Un pavé : « Y’en a marre ! »

par C’est Nabum
jeudi 30 mars 2023

 

Petit précis de l'usage

du parallélépipède rectangle contondant.

 

 

Battre le bitume ou bien le pavé, ce n'est absolument pas la même chose. Jadis, les choses étaient bien plus simples, le pavé jouait son rôle de régulation sociale même s’il imposait à son usage des secousses lors des transports. On peut supposer ainsi que le désagrément initial préparait à la seconde étape, qualifiée souvent d'émeute urbaine.

Notons à ce titre que le pavé courait rarement les chemins à l'exception notable des voies romaines, ce qui écartait singulièrement le risque de barricade lors des jacqueries d'autant plus que le tracteur n'était même pas une éventualité envisageable. La vie des monarques et de leurs troupes était des plus tranquilles.

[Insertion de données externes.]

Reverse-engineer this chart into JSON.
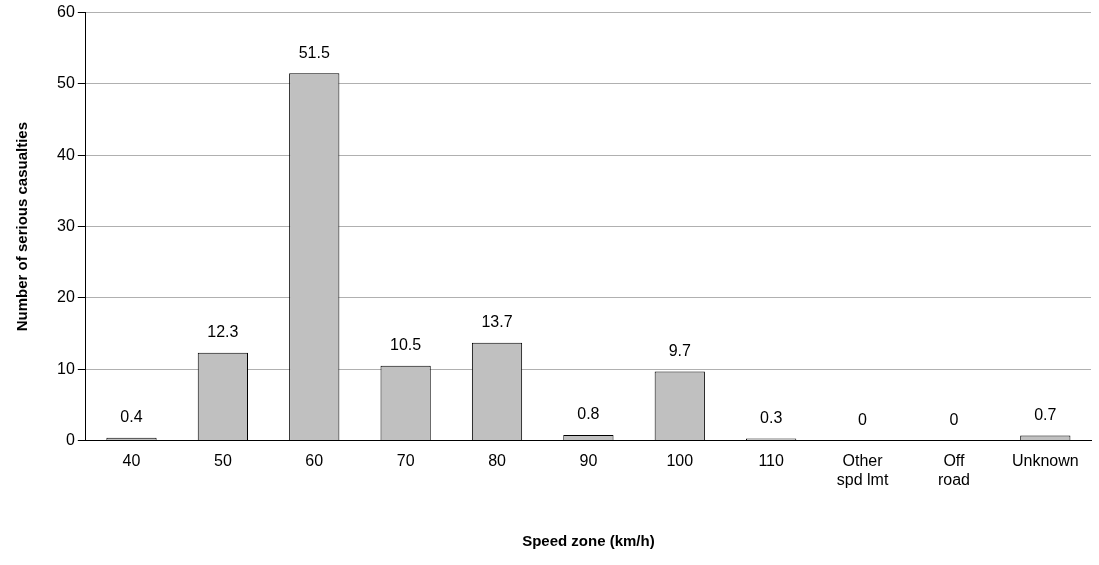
{
  "chart_data": {
    "type": "bar",
    "xlabel": "Speed zone (km/h)",
    "ylabel": "Number of serious casualties",
    "categories": [
      "40",
      "50",
      "60",
      "70",
      "80",
      "90",
      "100",
      "110",
      "Other spd lmt",
      "Off road",
      "Unknown"
    ],
    "values": [
      0.4,
      12.3,
      51.5,
      10.5,
      13.7,
      0.8,
      9.7,
      0.3,
      0,
      0,
      0.7
    ],
    "color": "#c0c0c0",
    "ylim": [
      0,
      60
    ],
    "yticks": [
      0,
      10,
      20,
      30,
      40,
      50,
      60
    ],
    "grid": "y",
    "legend": false,
    "data_labels": true
  }
}
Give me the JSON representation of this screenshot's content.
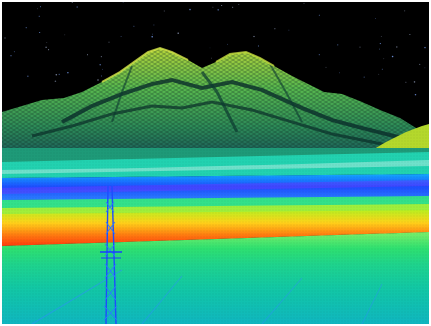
{
  "image": {
    "subject": "lidar-point-cloud",
    "colormap": "elevation-rainbow",
    "background_color": "#000000",
    "border_color": "#ffffff",
    "palette": {
      "low": "#1e64ff",
      "mid_low": "#00e5ff",
      "mid": "#30f070",
      "mid_high": "#d8f020",
      "high": "#ff4a10"
    }
  }
}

Le pavé a bien sûr des nostalgiques. D'une tenue parfaite dans le creux de la main, le pavé standard, celui qui n'était pas régulier pour favoriser le passage des équidés, constituait le projectile idéal pour manifester son mécontentement. Il suffisait de venir avec un pique (qui si les choses s'enveniment, pouvait avoir un autre usage) et une pioche pour jouer les terrassiers et espérer paradoxalement faire tomber le pouvoir.

Ce préalable à l'émeute au pavé lors d'une exaspération sociale incontrôlée, supposait d'une part d'être muni de ces deux outils et d'autre part de savoir s'en servir. Nous mesurons ici, combien notre société a tout fait pour écarter ces deux éventualités. Nombre des outils sont désormais électriques et la main d'œuvre autochtone vient cruellement à manquer dans les travaux publics. Le pavé à ce titre reste à sa place faute de compétences.

Autre notion qui n'a sans doute pas échappé aux aménageurs urbains, le pavé contemporain est parfaitement lisse, uniforme (ce qui paradoxalement n'en fait pas un projectile idoine pour viser les policiers) mais le plus souvent de petite taille. Il y aurait trop à faire pour les sortir de terre et bien peu d’efficacité dans leur projection aérienne. Tout au contraire, ses petits pavés sont d'une stabilité incertaine par temps de pluie ou bien lors de l'usage des canons à eau, l'émeutier serait alors bien en peine d'assurer sa stabilité.

Le pavé a donc connu son heure de gloire et a dû céder sa place au tout venant de la contestation. Jeter tout ce qui vous tombe sur la main à la face d'un pouvoir qu'on exècre est d'une facilité enfantine, la ville, siège habituel de la révolte, étant désormais parsemée à qui mieux mieux, d'incitations matérielles au jet compulsif. Je ne vais pas dresser ici la liste de tout ce qui peut servir comme mobilier urbain qui est à la fois abondant et contondant comme si c'était là l'intention de l'aménageur.

Hélas, le problème de la technicité demeure. Sortir un potelet : javelot redoutable ou bien un panneau indicateur : massue idéale, exige de la sueur et des efforts. L'émeutier contemporain n'est ni formé ni désireux de consentir des efforts. Il prend tout ce qui est à portée de main, sans discernement ni cohérence, d'où la difficulté pour les cibles potentielles de parer tous les coups.

Enfin, l'usage des produits inflammables et potentiellement létaux a considérablement progressé laissant l'objet contondant à l'arrière-plan. Une caractéristique du reste partagée par les forces en présence. L'art de la guerre ayant fait des adeptes chez les deux parties qui se font face à face. Devant tant de violence, le pavé est regretté chez les esthètes et les gens raisonnables.

Pour éviter de mettre le feu, non plus aux poudres, mais aux divers produits de synthèse, tous plus prompts les uns que les autres à s'enflammer, revenons à de plus sages préoccupations. Le pavé autobloquant par exemple, qui se trouve surtout dans les allées des belles maisons bourgeoises serait d'un usage des plus simplistes. Le retirer constitue un jeu d'enfant, le tenir en main est aisé et le lancer tout autant. Il ne provoque que de légères contusions, c'est sans doute le point d'achoppement pour les plus extrémistes des provocateurs incontrôlés.

Mon idée tombe à l'eau, c'est sans doute ainsi qu'il est possible de jeter inutilement un pavé dans la mare pour finir par déverser de l'huile sur le feu.